Hukum Kedua: Jika kehamilan gugur pada fase ketiga, yaitu: fase mudhghah yaitu: segumpal daging. Pada fase ini tampak bagian-bagian tubuh, gambaran, bentuk dan penampilannya yaitu pada masa empat puluh hari yang ketiga dari hari delapan puluh satu hari sampai sempurna seratus dua puluh hari. Ada dua kondisi, yaitu:
1. Segumpal darah tersebut tidak memiliki bentuk seperti manusia secara lahir dan tersembunyi, dan juga tidak ada kesaksian para bidan bahwa hal itu merupakan permulaan manusia.
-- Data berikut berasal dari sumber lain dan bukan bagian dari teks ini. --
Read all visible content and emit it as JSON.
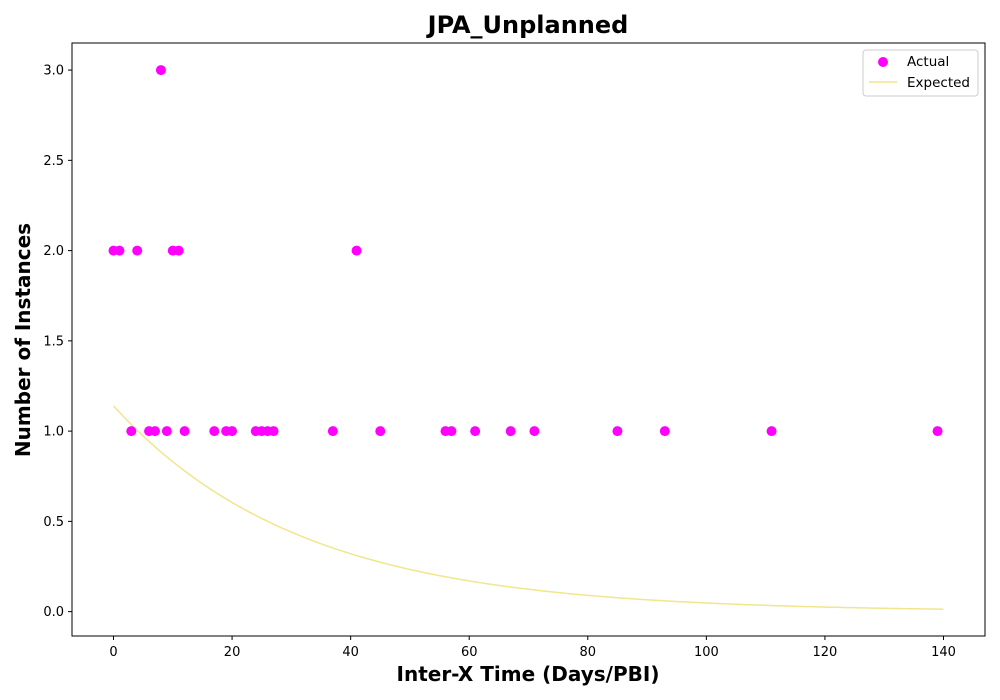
{
  "chart_data": {
    "type": "scatter",
    "title": "JPA_Unplanned",
    "xlabel": "Inter-X Time (Days/PBI)",
    "ylabel": "Number of Instances",
    "xlim": [
      -7,
      147
    ],
    "ylim": [
      -0.135,
      3.15
    ],
    "xticks": [
      0,
      20,
      40,
      60,
      80,
      100,
      120,
      140
    ],
    "xtick_labels": [
      "0",
      "20",
      "40",
      "60",
      "80",
      "100",
      "120",
      "140"
    ],
    "yticks": [
      0.0,
      0.5,
      1.0,
      1.5,
      2.0,
      2.5,
      3.0
    ],
    "ytick_labels": [
      "0.0",
      "0.5",
      "1.0",
      "1.5",
      "2.0",
      "2.5",
      "3.0"
    ],
    "grid": false,
    "legend_position": "top-right",
    "series": [
      {
        "name": "Actual",
        "kind": "scatter",
        "color": "#ff00ff",
        "points": [
          [
            0,
            2
          ],
          [
            1,
            2
          ],
          [
            3,
            1
          ],
          [
            4,
            2
          ],
          [
            6,
            1
          ],
          [
            7,
            1
          ],
          [
            8,
            3
          ],
          [
            9,
            1
          ],
          [
            10,
            2
          ],
          [
            11,
            2
          ],
          [
            12,
            1
          ],
          [
            17,
            1
          ],
          [
            19,
            1
          ],
          [
            20,
            1
          ],
          [
            24,
            1
          ],
          [
            25,
            1
          ],
          [
            26,
            1
          ],
          [
            27,
            1
          ],
          [
            37,
            1
          ],
          [
            41,
            2
          ],
          [
            45,
            1
          ],
          [
            56,
            1
          ],
          [
            57,
            1
          ],
          [
            61,
            1
          ],
          [
            67,
            1
          ],
          [
            71,
            1
          ],
          [
            85,
            1
          ],
          [
            93,
            1
          ],
          [
            111,
            1
          ],
          [
            139,
            1
          ]
        ]
      },
      {
        "name": "Expected",
        "kind": "line",
        "color": "#f0e68c",
        "function": "exponential_decay",
        "a": 1.14,
        "b": 0.0317,
        "x_range": [
          0,
          140
        ]
      }
    ]
  }
}
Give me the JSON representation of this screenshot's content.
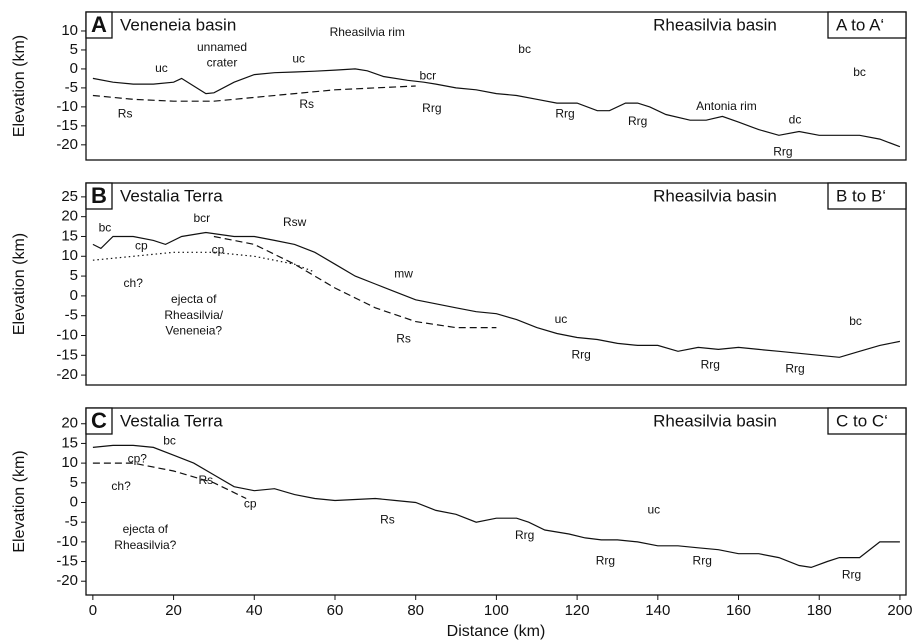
{
  "chart_data": [
    {
      "type": "line",
      "panel": "A",
      "left_label": "Veneneia basin",
      "right_label": "Rheasilvia basin",
      "profile_label": "A to A‘",
      "y_label": "Elevation (km)",
      "xlim": [
        -1.7,
        201.5
      ],
      "ylim": [
        -24,
        15
      ],
      "yticks": [
        10,
        5,
        0,
        -5,
        -10,
        -15,
        -20
      ],
      "series": [
        {
          "color": "#111111",
          "style": "solid",
          "x": [
            0,
            5,
            10,
            15,
            20,
            22,
            25,
            28,
            30,
            35,
            40,
            45,
            50,
            55,
            60,
            65,
            68,
            72,
            78,
            82,
            85,
            90,
            95,
            100,
            105,
            110,
            115,
            120,
            125,
            128,
            132,
            135,
            138,
            142,
            148,
            152,
            156,
            160,
            165,
            170,
            175,
            180,
            185,
            190,
            195,
            200
          ],
          "values": [
            -2.5,
            -3.5,
            -4,
            -4,
            -3.5,
            -2.5,
            -4.5,
            -6.5,
            -6.3,
            -3.5,
            -1.5,
            -1,
            -0.8,
            -0.6,
            -0.3,
            0,
            -0.5,
            -2,
            -3,
            -3.5,
            -4,
            -5,
            -5.5,
            -6.5,
            -7,
            -8,
            -9,
            -9,
            -11,
            -11,
            -9,
            -9,
            -10,
            -12,
            -13.5,
            -13.5,
            -12.5,
            -14,
            -16,
            -17.5,
            -16.5,
            -17.5,
            -17.5,
            -17.5,
            -18.5,
            -20.5
          ]
        },
        {
          "color": "#111111",
          "style": "dashed",
          "x": [
            0,
            10,
            20,
            30,
            40,
            50,
            60,
            70,
            80
          ],
          "values": [
            -7,
            -8,
            -8.5,
            -8.5,
            -7.5,
            -6.5,
            -5.5,
            -5,
            -4.5
          ]
        }
      ],
      "annotations": [
        {
          "text": "uc",
          "x": 17,
          "y": 0
        },
        {
          "text": "unnamed",
          "x": 32,
          "y": 5.5
        },
        {
          "text": "crater",
          "x": 32,
          "y": 1.5
        },
        {
          "text": "uc",
          "x": 51,
          "y": 2.5
        },
        {
          "text": "Rheasilvia rim",
          "x": 68,
          "y": 9.5
        },
        {
          "text": "Rs",
          "x": 8,
          "y": -12
        },
        {
          "text": "Rs",
          "x": 53,
          "y": -9.5
        },
        {
          "text": "bcr",
          "x": 83,
          "y": -2
        },
        {
          "text": "bc",
          "x": 107,
          "y": 5
        },
        {
          "text": "Rrg",
          "x": 84,
          "y": -10.5
        },
        {
          "text": "Rrg",
          "x": 117,
          "y": -12
        },
        {
          "text": "Rrg",
          "x": 135,
          "y": -14
        },
        {
          "text": "Antonia rim",
          "x": 157,
          "y": -10
        },
        {
          "text": "dc",
          "x": 174,
          "y": -13.5
        },
        {
          "text": "bc",
          "x": 190,
          "y": -1
        },
        {
          "text": "Rrg",
          "x": 171,
          "y": -22
        }
      ]
    },
    {
      "type": "line",
      "panel": "B",
      "left_label": "Vestalia Terra",
      "right_label": "Rheasilvia basin",
      "profile_label": "B to B‘",
      "y_label": "Elevation (km)",
      "xlim": [
        -1.7,
        201.5
      ],
      "ylim": [
        -22.5,
        28.5
      ],
      "yticks": [
        25,
        20,
        15,
        10,
        5,
        0,
        -5,
        -10,
        -15,
        -20
      ],
      "series": [
        {
          "color": "#111111",
          "style": "solid",
          "x": [
            0,
            2,
            5,
            10,
            15,
            18,
            22,
            28,
            35,
            40,
            45,
            50,
            55,
            60,
            65,
            70,
            75,
            80,
            85,
            90,
            95,
            100,
            105,
            110,
            115,
            120,
            125,
            130,
            135,
            140,
            145,
            150,
            155,
            160,
            165,
            170,
            175,
            180,
            185,
            190,
            195,
            200
          ],
          "values": [
            13,
            12,
            15,
            15,
            14,
            13,
            15,
            16,
            15,
            15,
            14,
            13,
            11,
            8,
            5,
            3,
            1,
            -1,
            -2,
            -3,
            -4,
            -4.5,
            -6,
            -8,
            -9.5,
            -10.5,
            -11,
            -12,
            -12.5,
            -12.5,
            -14,
            -13,
            -13.5,
            -13,
            -13.5,
            -14,
            -14.5,
            -15,
            -15.5,
            -14,
            -12.5,
            -11.5
          ]
        },
        {
          "color": "#111111",
          "style": "dashed",
          "x": [
            30,
            40,
            50,
            60,
            70,
            80,
            90,
            100
          ],
          "values": [
            15,
            13,
            8,
            2,
            -3,
            -6.5,
            -8,
            -8
          ]
        },
        {
          "color": "#111111",
          "style": "dotted",
          "x": [
            0,
            10,
            20,
            30,
            40,
            50,
            55
          ],
          "values": [
            9,
            10,
            11,
            11,
            10,
            8,
            6
          ]
        }
      ],
      "annotations": [
        {
          "text": "bc",
          "x": 3,
          "y": 17
        },
        {
          "text": "cp",
          "x": 12,
          "y": 12.5
        },
        {
          "text": "bcr",
          "x": 27,
          "y": 19.5
        },
        {
          "text": "cp",
          "x": 31,
          "y": 11.5
        },
        {
          "text": "Rsw",
          "x": 50,
          "y": 18.5
        },
        {
          "text": "ch?",
          "x": 10,
          "y": 3
        },
        {
          "text": "ejecta of",
          "x": 25,
          "y": -1
        },
        {
          "text": "Rheasilvia/",
          "x": 25,
          "y": -5
        },
        {
          "text": "Veneneia?",
          "x": 25,
          "y": -9
        },
        {
          "text": "mw",
          "x": 77,
          "y": 5.5
        },
        {
          "text": "Rs",
          "x": 77,
          "y": -11
        },
        {
          "text": "uc",
          "x": 116,
          "y": -6
        },
        {
          "text": "Rrg",
          "x": 121,
          "y": -15
        },
        {
          "text": "Rrg",
          "x": 153,
          "y": -17.5
        },
        {
          "text": "Rrg",
          "x": 174,
          "y": -18.5
        },
        {
          "text": "bc",
          "x": 189,
          "y": -6.5
        }
      ]
    },
    {
      "type": "line",
      "panel": "C",
      "left_label": "Vestalia Terra",
      "right_label": "Rheasilvia basin",
      "profile_label": "C to C‘",
      "y_label": "Elevation (km)",
      "x_label": "Distance (km)",
      "xlim": [
        -1.7,
        201.5
      ],
      "ylim": [
        -23.5,
        24
      ],
      "xticks": [
        0,
        20,
        40,
        60,
        80,
        100,
        120,
        140,
        160,
        180,
        200
      ],
      "yticks": [
        20,
        15,
        10,
        5,
        0,
        -5,
        -10,
        -15,
        -20
      ],
      "series": [
        {
          "color": "#111111",
          "style": "solid",
          "x": [
            0,
            5,
            10,
            15,
            20,
            25,
            30,
            35,
            40,
            45,
            50,
            55,
            60,
            70,
            75,
            80,
            85,
            90,
            95,
            100,
            105,
            108,
            112,
            118,
            122,
            126,
            130,
            135,
            140,
            145,
            150,
            155,
            160,
            165,
            170,
            175,
            178,
            182,
            185,
            190,
            195,
            200
          ],
          "values": [
            14,
            14.5,
            14.5,
            14,
            12,
            10,
            7,
            4,
            3,
            3.5,
            2,
            1,
            0.5,
            1,
            0.5,
            0,
            -2,
            -3,
            -5,
            -4,
            -4,
            -5,
            -7,
            -8,
            -9,
            -9.5,
            -9.5,
            -10,
            -11,
            -11,
            -11.5,
            -12,
            -13,
            -13,
            -14,
            -16,
            -16.5,
            -15,
            -14,
            -14,
            -10,
            -10
          ]
        },
        {
          "color": "#111111",
          "style": "dashed",
          "x": [
            0,
            10,
            20,
            30,
            38
          ],
          "values": [
            10,
            10,
            8,
            5,
            1
          ]
        }
      ],
      "annotations": [
        {
          "text": "bc",
          "x": 19,
          "y": 15.5
        },
        {
          "text": "cp?",
          "x": 11,
          "y": 11
        },
        {
          "text": "Rs",
          "x": 28,
          "y": 5.5
        },
        {
          "text": "ch?",
          "x": 7,
          "y": 4
        },
        {
          "text": "ejecta of",
          "x": 13,
          "y": -7
        },
        {
          "text": "Rheasilvia?",
          "x": 13,
          "y": -11
        },
        {
          "text": "cp",
          "x": 39,
          "y": -0.5
        },
        {
          "text": "Rs",
          "x": 73,
          "y": -4.5
        },
        {
          "text": "Rrg",
          "x": 107,
          "y": -8.5
        },
        {
          "text": "Rrg",
          "x": 127,
          "y": -15
        },
        {
          "text": "uc",
          "x": 139,
          "y": -2
        },
        {
          "text": "Rrg",
          "x": 151,
          "y": -15
        },
        {
          "text": "Rrg",
          "x": 188,
          "y": -18.5
        }
      ]
    }
  ]
}
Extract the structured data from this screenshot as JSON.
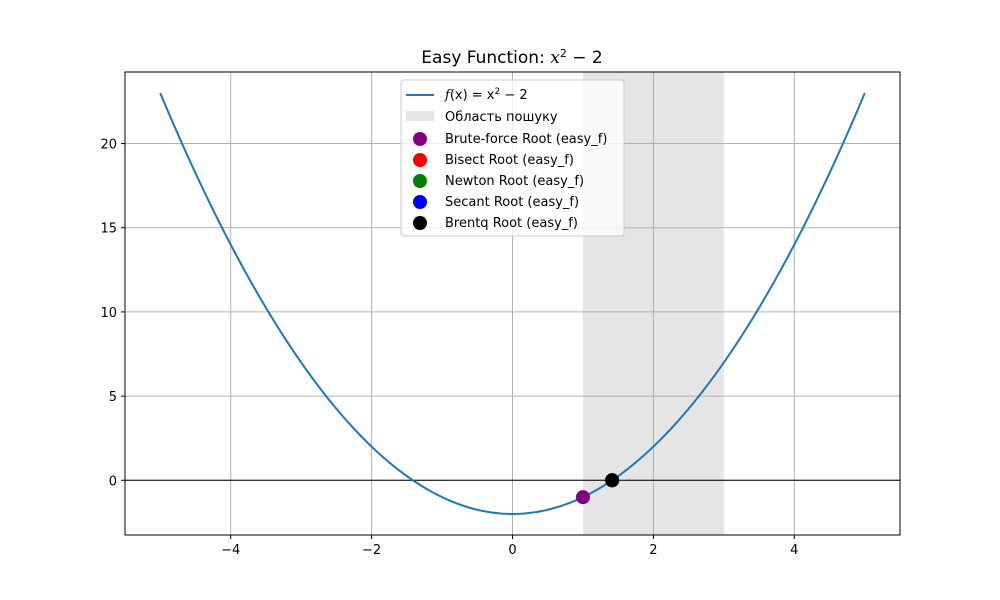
{
  "chart_data": {
    "type": "line",
    "title": {
      "prefix": "Easy Function: ",
      "math": "x",
      "sup": "2",
      "suffix": " − 2"
    },
    "xlabel": "",
    "ylabel": "",
    "xlim": [
      -5.5,
      5.5
    ],
    "ylim": [
      -3.25,
      24.25
    ],
    "xticks": [
      -4,
      -2,
      0,
      2,
      4
    ],
    "xtick_labels": [
      "−4",
      "−2",
      "0",
      "2",
      "4"
    ],
    "yticks": [
      0,
      5,
      10,
      15,
      20
    ],
    "ytick_labels": [
      "0",
      "5",
      "10",
      "15",
      "20"
    ],
    "grid": true,
    "legend_placement": "upper-center",
    "function": {
      "expression": "x^2 - 2",
      "x_range": [
        -5,
        5
      ],
      "color": "#1f77b4",
      "legend": {
        "f": "f",
        "arg": "(x) = x",
        "sup": "2",
        "suffix": " − 2"
      }
    },
    "search_region": {
      "x_range": [
        1,
        3
      ],
      "label": "Область пошуку",
      "color": "#e5e5e5"
    },
    "hline": {
      "y": 0,
      "color": "#000000"
    },
    "roots": [
      {
        "label": "Brute-force Root (easy_f)",
        "x": 1.0,
        "y": -1.0,
        "color": "#800080"
      },
      {
        "label": "Bisect Root (easy_f)",
        "x": 1.4142,
        "y": 0.0,
        "color": "#ff0000"
      },
      {
        "label": "Newton Root (easy_f)",
        "x": 1.4142,
        "y": 0.0,
        "color": "#008000"
      },
      {
        "label": "Secant Root (easy_f)",
        "x": 1.4142,
        "y": 0.0,
        "color": "#0000ff"
      },
      {
        "label": "Brentq Root (easy_f)",
        "x": 1.4142,
        "y": 0.0,
        "color": "#000000"
      }
    ]
  }
}
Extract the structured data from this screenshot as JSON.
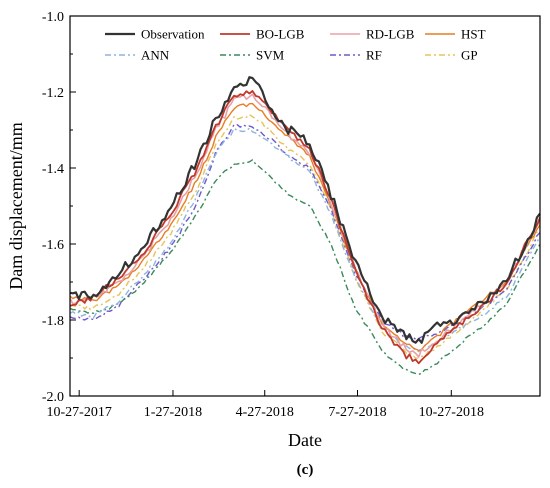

Maka hukum gugurnya mudhghah tersebut disamakan dengan hukum keguguran pada dua fase yang pertama, dan tidak terdapat hukum atasnya.
2. Mudhghah tersebut sudah berbentuk sempurna manusia atau bentuk lahir dari penciptaan manusia; baik itu berupa tangan maupun kaki dan semisalnya, atau bentuk tersembunyi, atau adanya kesaksian para bidan bahwa hal itu permulaan manusia, maka gugurnya mudhghah dalam fase ini sama dengan hukum nifas dan selesainya idah.
Hukum Ketiga
Jika kehamilan gugur pada fase keempat, yakni: setelah ditiupkan roh, yaitu dari awal bulan kelima dari berlangsungnya seratus dua puluh satu hari kehamilan dan sesudahnya. Ada dua kondisi, yaitu:
1. Tidak kelihatan bentuknya, maka hukumnya adalah kondisi kedua dari mudhghah yang telah disebutkan. Dan ditambahkan, bahwa dia dimandikan, dikafani, disalatkan, diberikan nama dan akikah.
2. Kelihatan bentuknya, maka hukumnya seperti hukum bayi sempurna, dan hukumnya seperti kondisi sebelumnya, dan ditambahkan di sini, yaitu bahwa dia memiliki harta yang berasal dari wasiat dan warisan, sehingga dia mewarisi dan mewariskan dan lain sebagainya.
Wabillahittaufiq, wa Shallallahu `Ala Nabiyyina Muhammad wa Alihi wa Shahbihi wa Sallam.